Every jwt guard inherits its signing material, audience, issuer, TTLs, and leeway from the package-wide authentication.jwt.* defaults. You can override any of these per guard by adding a jwt sub-block to the guard’s entry in config/auth.php. Fields you omit fall back to the package defaults. This lets you run multiple JWT guards with distinct trust boundaries from a single app — tokens minted by one guard carry that guard’s aud claim and cannot authenticate against another:
config/auth.php
'guards' => [
    'staff' => [
        'driver'   => 'jwt',
        'provider' => 'users',
        'jwt'      => [
            'secret'   => env('STAFF_JWT_SECRET'),
            'audience' => 'staff-api',
        ],
    ],
    'customer' => [
        'driver'   => 'jwt',
        'provider' => 'users',
        'jwt'      => [
            'secret'   => env('CUSTOMER_JWT_SECRET'),
            'audience' => 'customer-api',
        ],
    ],
],
Routes opt into a specific boundary via auth:staff or auth:customer middleware.
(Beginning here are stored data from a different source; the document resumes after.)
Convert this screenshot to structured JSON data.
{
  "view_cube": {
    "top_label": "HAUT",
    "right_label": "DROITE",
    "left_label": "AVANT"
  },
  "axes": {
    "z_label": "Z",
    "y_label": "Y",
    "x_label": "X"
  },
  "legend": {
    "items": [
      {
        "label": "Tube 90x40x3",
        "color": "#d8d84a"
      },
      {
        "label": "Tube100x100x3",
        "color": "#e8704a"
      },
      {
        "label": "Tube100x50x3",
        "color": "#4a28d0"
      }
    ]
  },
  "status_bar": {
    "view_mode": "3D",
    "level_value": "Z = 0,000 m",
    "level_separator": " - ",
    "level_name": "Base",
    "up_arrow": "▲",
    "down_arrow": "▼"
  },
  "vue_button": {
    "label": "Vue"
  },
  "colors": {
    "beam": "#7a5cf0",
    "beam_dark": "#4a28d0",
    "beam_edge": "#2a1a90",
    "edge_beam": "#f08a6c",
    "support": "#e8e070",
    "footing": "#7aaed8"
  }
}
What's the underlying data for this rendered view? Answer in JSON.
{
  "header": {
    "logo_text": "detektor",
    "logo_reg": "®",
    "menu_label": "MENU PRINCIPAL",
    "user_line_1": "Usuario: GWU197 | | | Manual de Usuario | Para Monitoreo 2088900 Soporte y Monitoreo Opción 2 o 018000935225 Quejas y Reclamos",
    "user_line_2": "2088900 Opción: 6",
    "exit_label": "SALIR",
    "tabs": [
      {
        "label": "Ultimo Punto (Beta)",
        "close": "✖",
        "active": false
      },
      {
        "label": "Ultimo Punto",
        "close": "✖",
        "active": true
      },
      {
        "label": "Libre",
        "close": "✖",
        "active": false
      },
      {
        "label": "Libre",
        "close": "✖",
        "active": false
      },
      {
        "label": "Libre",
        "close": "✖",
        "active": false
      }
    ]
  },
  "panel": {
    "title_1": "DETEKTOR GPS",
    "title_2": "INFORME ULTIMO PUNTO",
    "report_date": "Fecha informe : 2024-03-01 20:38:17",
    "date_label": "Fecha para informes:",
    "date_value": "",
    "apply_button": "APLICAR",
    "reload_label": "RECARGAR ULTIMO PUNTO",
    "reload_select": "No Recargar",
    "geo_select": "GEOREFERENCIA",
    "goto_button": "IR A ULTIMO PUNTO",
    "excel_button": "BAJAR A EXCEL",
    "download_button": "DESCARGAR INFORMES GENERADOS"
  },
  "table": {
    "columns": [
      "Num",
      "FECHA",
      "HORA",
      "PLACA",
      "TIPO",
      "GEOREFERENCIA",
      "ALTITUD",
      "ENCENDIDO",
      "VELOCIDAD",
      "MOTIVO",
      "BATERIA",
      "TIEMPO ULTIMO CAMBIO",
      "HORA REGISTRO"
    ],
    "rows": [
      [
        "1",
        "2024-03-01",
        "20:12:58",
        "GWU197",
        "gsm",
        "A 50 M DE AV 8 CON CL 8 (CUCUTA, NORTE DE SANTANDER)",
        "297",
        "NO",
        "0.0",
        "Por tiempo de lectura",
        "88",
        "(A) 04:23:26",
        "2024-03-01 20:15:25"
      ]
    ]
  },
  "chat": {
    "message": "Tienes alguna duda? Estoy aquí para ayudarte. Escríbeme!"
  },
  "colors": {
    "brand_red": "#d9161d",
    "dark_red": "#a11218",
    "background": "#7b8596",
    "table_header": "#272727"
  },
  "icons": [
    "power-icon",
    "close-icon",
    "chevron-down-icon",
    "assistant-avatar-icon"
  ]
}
Issue tokens through the guard context so the correct signing material and audience claim are applied:
$staffAccessToken = Auth::jwt('staff')->issueAccessToken($identity, $principal, $device);
Every field in the package jwt block is overridable per guard: secret, keys, active_kid, algorithm, access_ttl_minutes, refresh_ttl_minutes, leeway_seconds, issuer, and audience. Guards can carry fully independent kid-rotation maps if you need separate signing-key lifecycles per trust boundary.
Per-guard kid rotation is independent. Each guard can define its own keys map and active_kid, so rotating the signing key for staff tokens does not affect customer tokens.